Thursday, 4 October 2012

Great questions from the man who inspired Home Learning

If you haven't followed the short journey I've taken, you can see the back story in my past few posts.  Allow me to head straight for the questions at hand.  After all... I have asked for questions and I received one from the guy who inspired my entire Home Learning idea.

From Alfie Kohn (@alfiekohn) :

Is next step to let kids opt out of any schoolwork at home (vs just choosing how to do it)? 

Why make them work a 2nd shift? 

Now that's what I'm talking about!!!  What a cracking pair of questions!  Here goes:

Q1:  Is next step to let kids opt out of any schoolwork at home (vs just choosing how to do it)?

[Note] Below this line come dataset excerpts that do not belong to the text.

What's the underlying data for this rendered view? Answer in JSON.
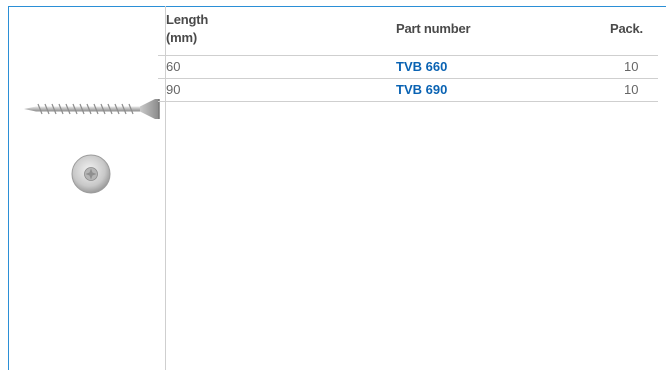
{
  "table": {
    "headers": {
      "length": "Length (mm)",
      "part_number": "Part number",
      "pack": "Pack."
    },
    "rows": [
      {
        "length": "60",
        "part_number": "TVB 660",
        "pack": "10"
      },
      {
        "length": "90",
        "part_number": "TVB 690",
        "pack": "10"
      }
    ]
  },
  "colors": {
    "accent_rule": "#2b8fd6",
    "part_number_text": "#0a63b3",
    "header_text": "#4a4a4a",
    "body_text": "#666666",
    "grid_line": "#cfcfcf"
  },
  "images": {
    "side_view": "countersunk-screw-side-icon",
    "head_view": "screw-head-top-icon"
  }
}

A1.  I think I've come close to letting kids opt out of 'doing schoolwork' already.  There are three boys in my class who are the 'classic' work avoiders.  These guys represent every parent or teacher who has read about my Home Learning trial and thought, "Yeah but what about those boys?"  My power trio would much rather play, run, kick a footy, chat with neighbours, work out with Mum or Dad, or even (hold your breath) play the xbox than do 'something academic'.  Wouldn't we all?

What I do with these boys each morning is validate (and occasionally challenge) their choices for how they spend their time.  It really doesn't matter if they are not doing things directly from my very limited list of 'possible activities'.  I am singularly concerned by one element: balance.

I talk with the boys about what they've chosen to document - out of the 30 things they actually did that night.
I get them to talk about why they chose the activities they did.  How it made them feel.  Who they communicated with.  Whether they were happy with their efforts.  Whether they felt generally happy with themselves.

Mr Kohn proposes in "The Homework Myth" that we should be far more concerned with the psychological well-being of our children.  That is the only concern for me.  Everyone spends their free time differently.  I, for one, am writing this post while my wife paints her mother's fingernails.  My primary concern is that these children learn to take control of their time.

Should they 'have to' complete 'something academic' to please me?  I realised how silly that phrase was even before the ink was dry on the poster.  What's 'academia' got to do with this trial?  This is about psychological well-being.  This is supposed to be about balance, time awareness, community, service, people... and perhaps skills IF that is what a child WANTS.

Short answer, Mr Kohn: 'I believe I'm already helping kids realise this step and I will be making my priority of psychological well-being more explicit next term.'

Q2:  Why make them work a 2nd shift?

A2:  They absolutely should NOT feel like they are working a second shift!  Dead right!  For me, the telling factor in this answer is how often my kids write on the weekend spaces - and how many kids insisted on taking their diaries with them on holidays. 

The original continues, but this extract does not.